Germaine, Baroness Edouard Alphonse de Rothschild (nee Halphen) (1884-1975) was born in Paris in 1884, the daughter of the financcier Émile Halphen and philanthropist Louise Fould. She was the granddaughter of Paul Fould (1837-1917), the niece of the composer Fernand Halphen, the cousin of Gaston Gradis and cousin of Noémie Halphen (wife of Baron Maurice de Rothschild). Her marriage to Edouard de Rothschild in 1905 produced three children, Guy, Jacqueline and Bethsabée. Noted for her philanthropy in her native France, in 1938, she founded the Jewish Committee for Children of Germany and Central European refugees in France. In 1942, she was successful in securing the emigration of 130 Jewish children to the United States. In 1952 she wrote an illustrated volume on the work of the French potter, Bernard Palissy.

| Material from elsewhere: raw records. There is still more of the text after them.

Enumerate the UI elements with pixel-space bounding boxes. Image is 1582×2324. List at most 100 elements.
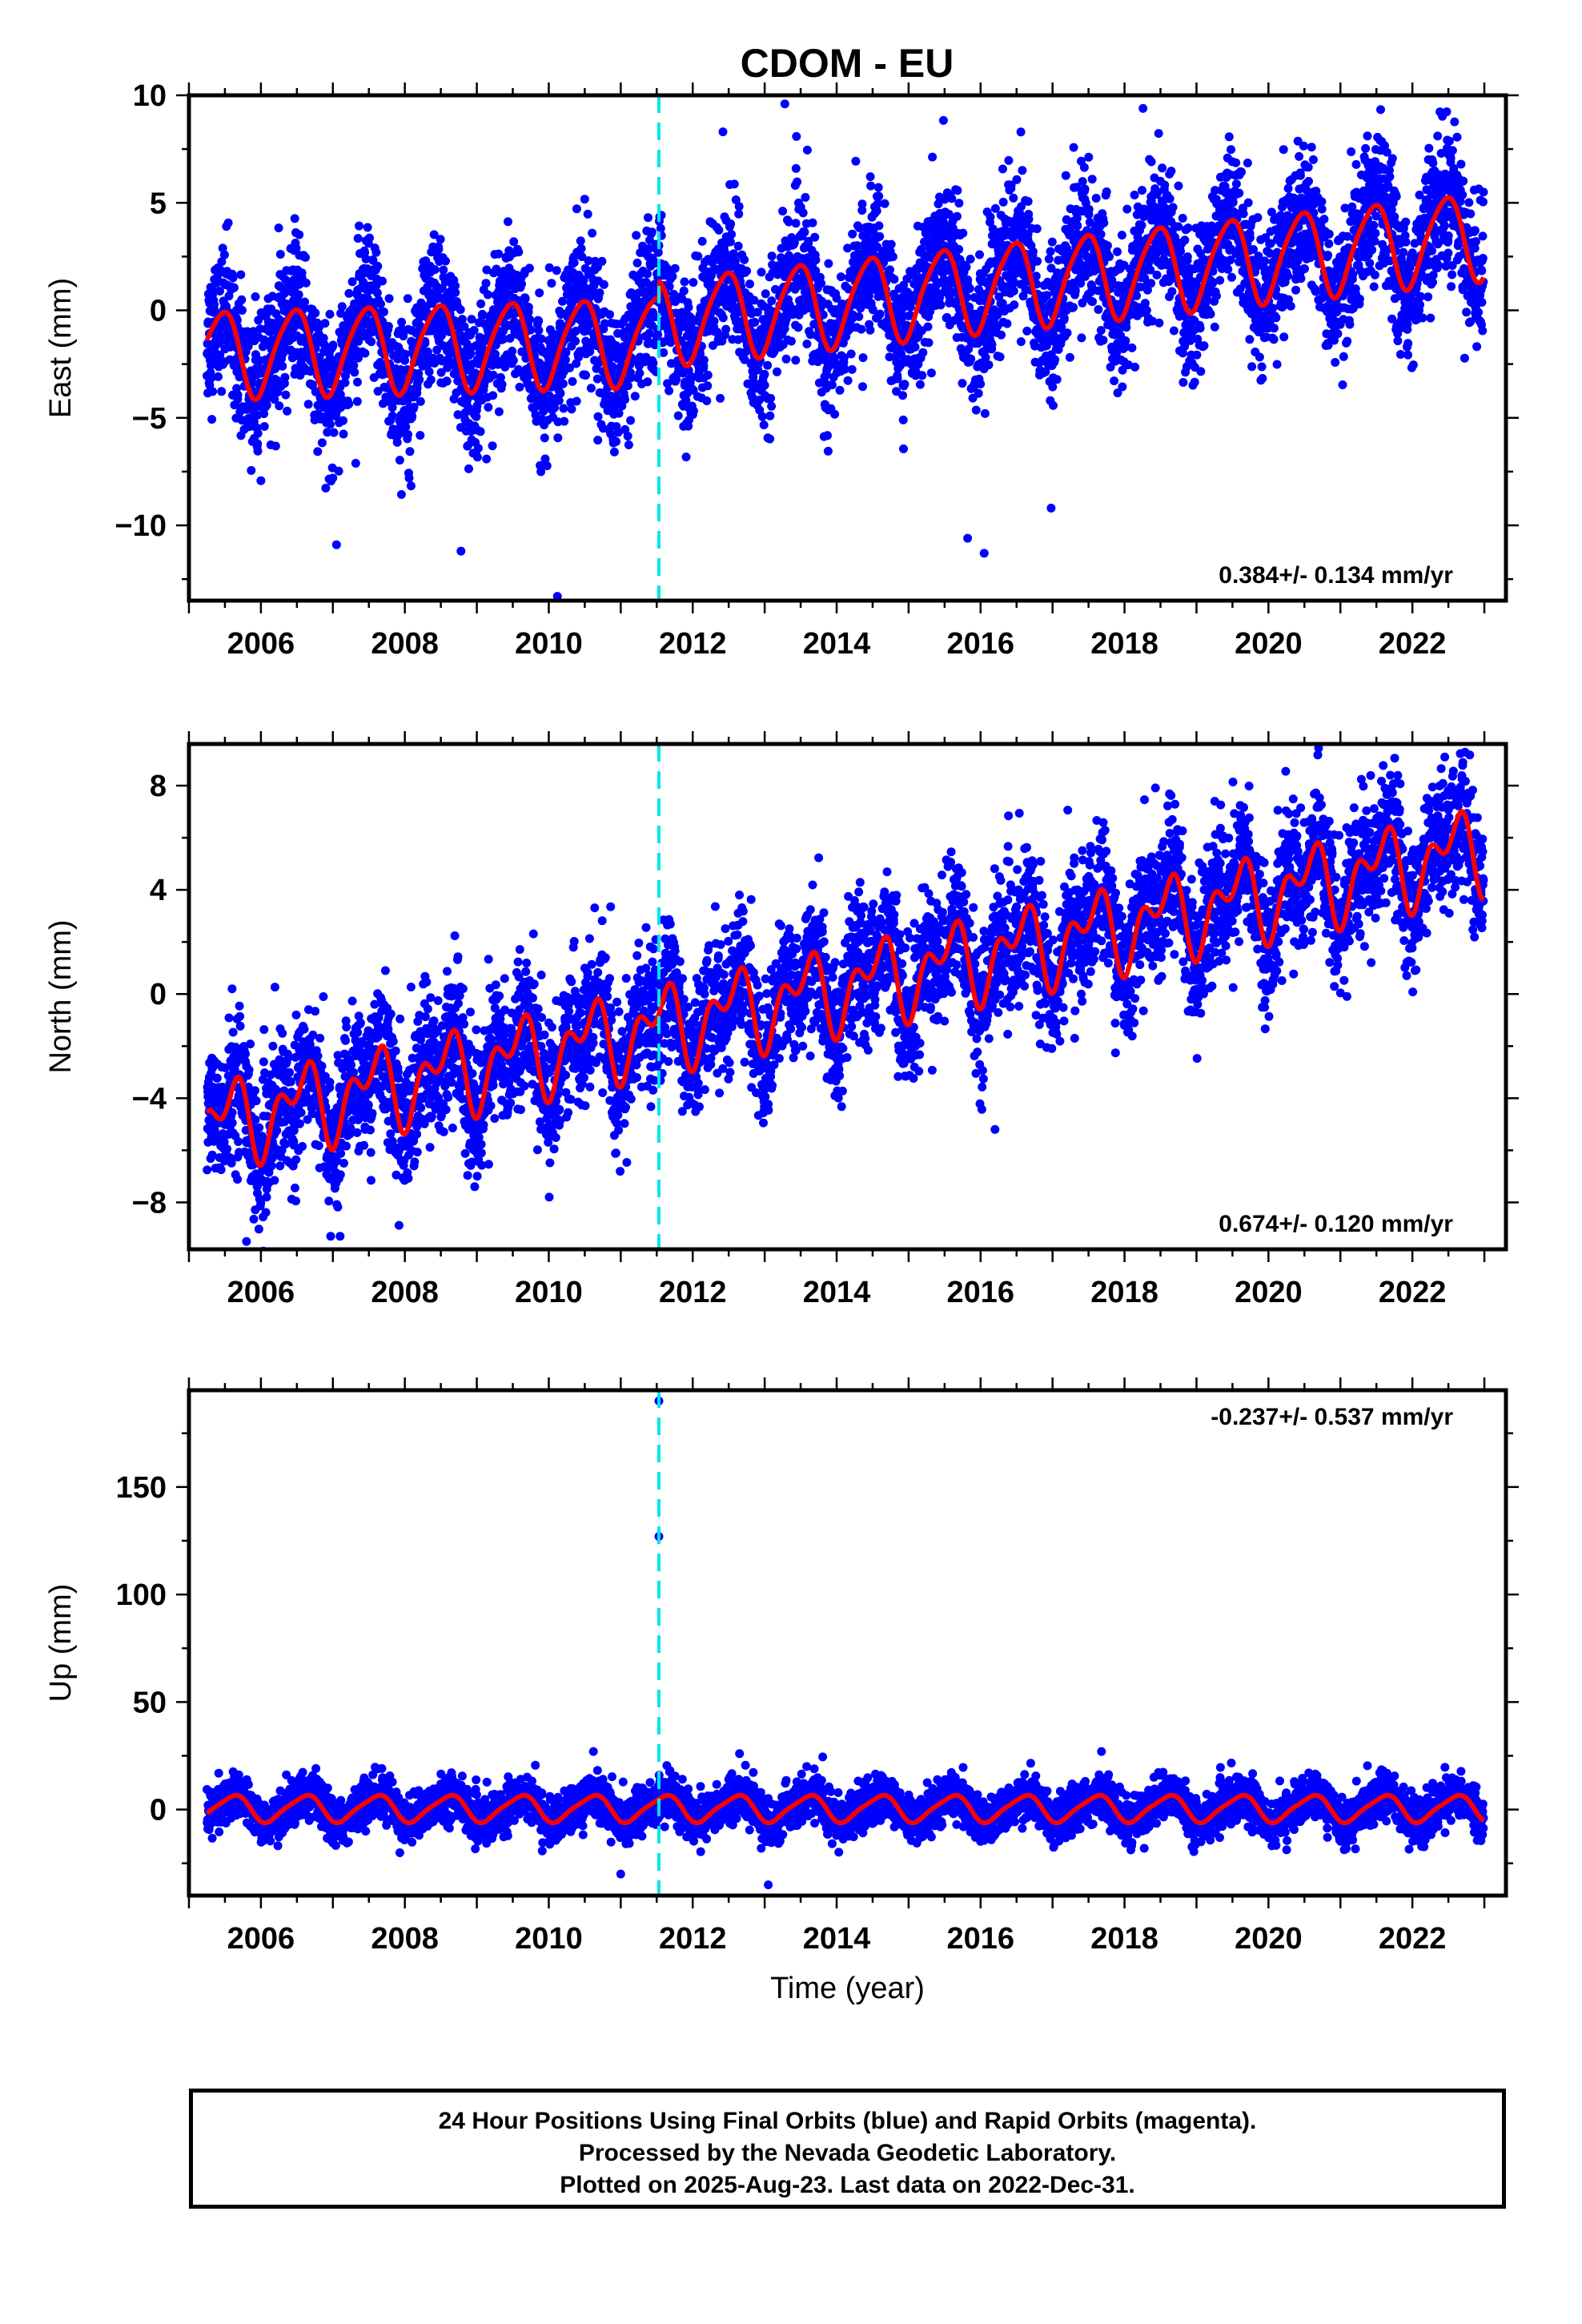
data-point [1283, 271, 1293, 280]
data-point [673, 411, 683, 420]
data-point [408, 412, 417, 420]
data-point [1212, 292, 1221, 300]
data-point [401, 422, 411, 432]
data-point [847, 364, 857, 374]
data-point [721, 324, 731, 334]
data-point [340, 378, 350, 388]
data-point [958, 228, 968, 238]
data-point [954, 199, 964, 208]
data-point [1272, 360, 1282, 369]
data-point [488, 391, 498, 400]
data-point [1166, 167, 1176, 176]
data-point [1174, 181, 1183, 191]
data-point [426, 375, 436, 384]
data-point [1016, 127, 1026, 137]
data-point [387, 411, 397, 420]
data-point [251, 292, 260, 301]
data-point [509, 237, 519, 247]
data-point [851, 156, 861, 166]
data-point [632, 231, 641, 240]
data-point [1165, 194, 1174, 203]
data-point [514, 247, 524, 257]
data-point [1199, 341, 1209, 351]
data-point [593, 412, 603, 421]
data-point [858, 353, 868, 363]
data-point [494, 249, 504, 259]
data-point [1113, 247, 1122, 256]
data-point [1192, 350, 1202, 360]
data-point [583, 209, 592, 219]
data-point [423, 347, 432, 356]
data-point [560, 416, 569, 426]
data-point [1069, 143, 1078, 152]
data-point [403, 294, 412, 304]
data-point [207, 415, 217, 424]
data-point [1304, 176, 1313, 186]
data-point [525, 315, 535, 324]
data-point [791, 356, 801, 365]
data-point [745, 279, 754, 289]
data-point [325, 309, 335, 319]
data-point [976, 380, 986, 388]
data-point [854, 312, 864, 321]
data-point [1269, 324, 1279, 333]
data-point [572, 396, 581, 406]
data-point [886, 239, 896, 249]
data-point [1178, 378, 1188, 387]
data-point [488, 441, 497, 451]
data-point [1127, 343, 1137, 352]
data-point [534, 316, 544, 326]
data-point [556, 388, 565, 398]
data-point [497, 380, 507, 389]
data-point [571, 336, 580, 346]
data-point [396, 490, 406, 499]
data-point [874, 191, 884, 201]
data-point [552, 266, 561, 275]
data-point [1033, 256, 1042, 266]
data-point [572, 204, 581, 214]
data-point [1052, 375, 1062, 384]
data-point [899, 444, 908, 453]
data-point [353, 234, 363, 243]
data-point [765, 411, 775, 420]
data-point [270, 395, 279, 404]
data-point [679, 286, 689, 296]
data-point [750, 317, 760, 327]
data-point [740, 255, 749, 264]
data-point [885, 265, 894, 275]
data-point [1047, 237, 1057, 247]
data-point [767, 401, 777, 411]
data-point [1044, 254, 1054, 263]
data-point [811, 255, 821, 265]
data-point [217, 257, 227, 267]
data-point [328, 340, 338, 350]
data-point [1122, 204, 1132, 214]
data-point [670, 263, 680, 273]
data-point [1206, 309, 1215, 319]
data-point [353, 377, 362, 387]
data-point [974, 388, 983, 398]
data-point [540, 433, 549, 443]
data-point [1087, 175, 1097, 184]
data-point [301, 278, 311, 287]
data-point [980, 408, 990, 418]
data-point [848, 229, 857, 239]
data-point [703, 370, 713, 380]
data-point [208, 387, 218, 396]
data-point [280, 372, 290, 382]
data-point [624, 440, 633, 449]
data-point [1279, 332, 1289, 342]
data-point [1096, 230, 1106, 239]
data-point [924, 338, 934, 348]
data-point [336, 308, 346, 318]
data-point [1102, 187, 1111, 196]
data-point [321, 484, 331, 493]
data-point [714, 225, 724, 235]
data-point [767, 251, 777, 261]
data-point [684, 303, 693, 312]
data-point [281, 390, 291, 400]
data-point [437, 331, 447, 340]
data-point [1167, 287, 1177, 296]
data-point [1084, 152, 1094, 162]
data-point [644, 213, 652, 223]
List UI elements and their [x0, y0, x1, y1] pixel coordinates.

Germaine, Baroness Edouard de Rothschild, publications, 'Bernard Palissy et son école', 1952

000/995, 1 volume

Bernard Palissy et son école by Germaine de Rothschild. An illustrated volume on the work of Bernard Palissy, 1952.

Germaine, Baroness Edouard de Rothschild: publications, 'Luigi Boccherini sa vie, son ouvre', 1962

000/2592, 1 volume

Luigi Boccherini sa vie, son ouvre, by Germaine de Rothschild (Librairie Plon, Paris, 1962). The volume is a life of the Italian composer and cellist of the Classical era, Ridolfo Luigi Boccherini (1743-1805).

Germaine, Baroness Edouard de Rothschild: collections, 'The Rothschild Egg', Christie's sale catalogue, 2007

000/2750, 1 item

Germaine, Baroness Edouard de Rothschild (nee Halphen) (1884-1975): collections: Sale Catalogue The Rothschild Fabergé Egg, Wednesday 28 November 2007, (Christie's London: 2007). A copy of the Christie's press release announcing the sale is included in the catalogue. The 'Rothschild Egg' is a jewelled, enamelled, decorated egg that was made under the supervision of the Russian jeweller Peter Carl Fabergé by the workshop of Michael Perchin in 1902. (Charlotte) Béatrice, Baroness Maurice Ephrussi (nee de Rothschild) ( 1864-1934)  presented this egg to Germaine Halphen upon her engagement to Béatrice's younger brother, Édouard Alphonse James de Rothschild (1868-1949). It is one of the few significant Fabergé eggs that were not made for the Russian Imperial family, and until its sale in 2007, it had been in the Rothschild family since it was first purchased. It was one of the most expensive eggs that Fabergé had ever made and sold, one of only four Fabergé eggs with an ornamentation surprise and a clock, Upon the hour, a diamond-set cockerel pops up from the top of the egg, flaps its wings four times, then nods his head three times, crowing all the while. This lasts for fifteen seconds, before the clock strikes the hour on a bell.

It was sold by Christie's, London on 28 November 2007, for £8.9 million (including commission). The price achieved by the egg set three auction records: it is the most expensive timepiece, Russian object, and Fabergé object ever sold at auction, surpassing the $9.6 million sale of the 1913 Winter egg in 2002. The egg was bought by Alexander Ivanov, the director of the Russian National Museum. The Rothschild egg was eventually displayed at Ivanov's Fabergé Museum in Baden-Baden, Germany. On 8 December 2014, the Rothschild egg was given to the Hermitage Museum in Saint Petersburg, Russia. This occurred during a reception to commemorate the 250th anniversary of the museum. The presentation of the egg was made by Vladimir Putin, the President of Russia, who also gave another item by Fabergé to the museum. As of January 2019, the Rothschild egg is on display in Room 302 of the Hermitage's General Staff Building.